Puckett has introduced changes inside the large building that now houses the museum’s collection.
“This was a private room,” she said of a room along the north side. “I made this into a chapel — the pews are from one of the old churches. They were dilapidated, and I had a gentleman cut them, and used just the ends — and made a chapel.
“We’ve had two small weddings here.”
The building itself was a pioneering hospital called Post Sanitarium, that opened in 1912 and continued through 1918.
“When the guys returned from the First World War, it was just too much of a financial obligation. So, they opened an office somewhere else, and this became apartments and some county offices.”
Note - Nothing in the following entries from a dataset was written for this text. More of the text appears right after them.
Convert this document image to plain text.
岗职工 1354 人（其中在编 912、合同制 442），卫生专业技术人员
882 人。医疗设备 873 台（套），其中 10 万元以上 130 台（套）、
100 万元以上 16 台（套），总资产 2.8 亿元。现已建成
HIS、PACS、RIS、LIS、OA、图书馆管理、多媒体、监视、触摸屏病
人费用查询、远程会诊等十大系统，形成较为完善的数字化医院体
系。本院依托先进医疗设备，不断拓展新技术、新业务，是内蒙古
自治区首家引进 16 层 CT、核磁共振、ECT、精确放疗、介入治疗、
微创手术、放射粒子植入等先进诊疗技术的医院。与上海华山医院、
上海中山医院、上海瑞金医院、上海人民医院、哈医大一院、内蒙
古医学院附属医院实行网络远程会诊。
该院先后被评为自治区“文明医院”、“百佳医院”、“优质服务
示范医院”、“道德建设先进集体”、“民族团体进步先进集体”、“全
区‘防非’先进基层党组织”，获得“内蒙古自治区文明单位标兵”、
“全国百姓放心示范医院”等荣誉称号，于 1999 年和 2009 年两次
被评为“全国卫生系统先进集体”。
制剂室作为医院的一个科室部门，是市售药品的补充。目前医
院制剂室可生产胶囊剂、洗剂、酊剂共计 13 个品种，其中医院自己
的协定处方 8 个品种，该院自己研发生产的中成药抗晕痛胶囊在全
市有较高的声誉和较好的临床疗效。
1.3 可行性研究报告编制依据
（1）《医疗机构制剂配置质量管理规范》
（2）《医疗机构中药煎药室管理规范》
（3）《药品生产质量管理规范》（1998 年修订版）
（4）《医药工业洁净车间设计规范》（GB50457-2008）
A building next door had housed a school for nurses. A group picture of the student nurses was sent in 1917 to a soldier, with this note on the back: “To Ervin: thought you might use this to scare the animals off when you go to the trenches.”
By 1970, a museum had been built in the former hospital structure.
According to Puckett, each room of the museum represents a different time period.
“We have a military room,” she says, and points to a moquette for an elaborate sculpture planned for the Capitol grounds.
“This is the Hispanic sniper, over there is the Caucasian, here is the black man, A South Vietnamese guy, and over here is the Native American. It will represent Vietnam,” she said.
“Over here is Pvt. James Walker,” she said of a photograph. “He entered World War II in Tahoka. He was found on a pile of bodies — he had been a prisoner of war in Germany. When our guys came into the camp, there was this heap of bodies that had starved to death. And there was this little person, weighing about 60 pounds, and there was life left.
“Our guys saved him and brought him back. His medals are over there.”
Much of Post’s heritage has been ranching, and Puckett has researched some of its past.
“The cowboy’s life was just their dream. Even today ... it’s just a dream they have, to work on a ranch, to be a working cowboy. They had a place to sleep, whether they were on the trail or in the bunkhouse. They had a cook who cooked them pretty good food. Many of them were as young as 13 or 14 — it was an adventurous life. They had a job to do and they did it. It was little money for seven days a week, yet they went on trail drives, and it was fascinating for a young man. They would come into town jingling their spurs ... and now they drive up to George’s for lunch.”
Puckett takes the area’s history to heart.
“It’s phenomenal that we’re so unique and rich in history. We were founded by an American icon — C.W. Post. It was his dream city,” she said.
“There’s so much — even though really this part of the country is young, just over 100 years. Many things have happened here, and I think he would be real proud of how we have carried on his legacy.”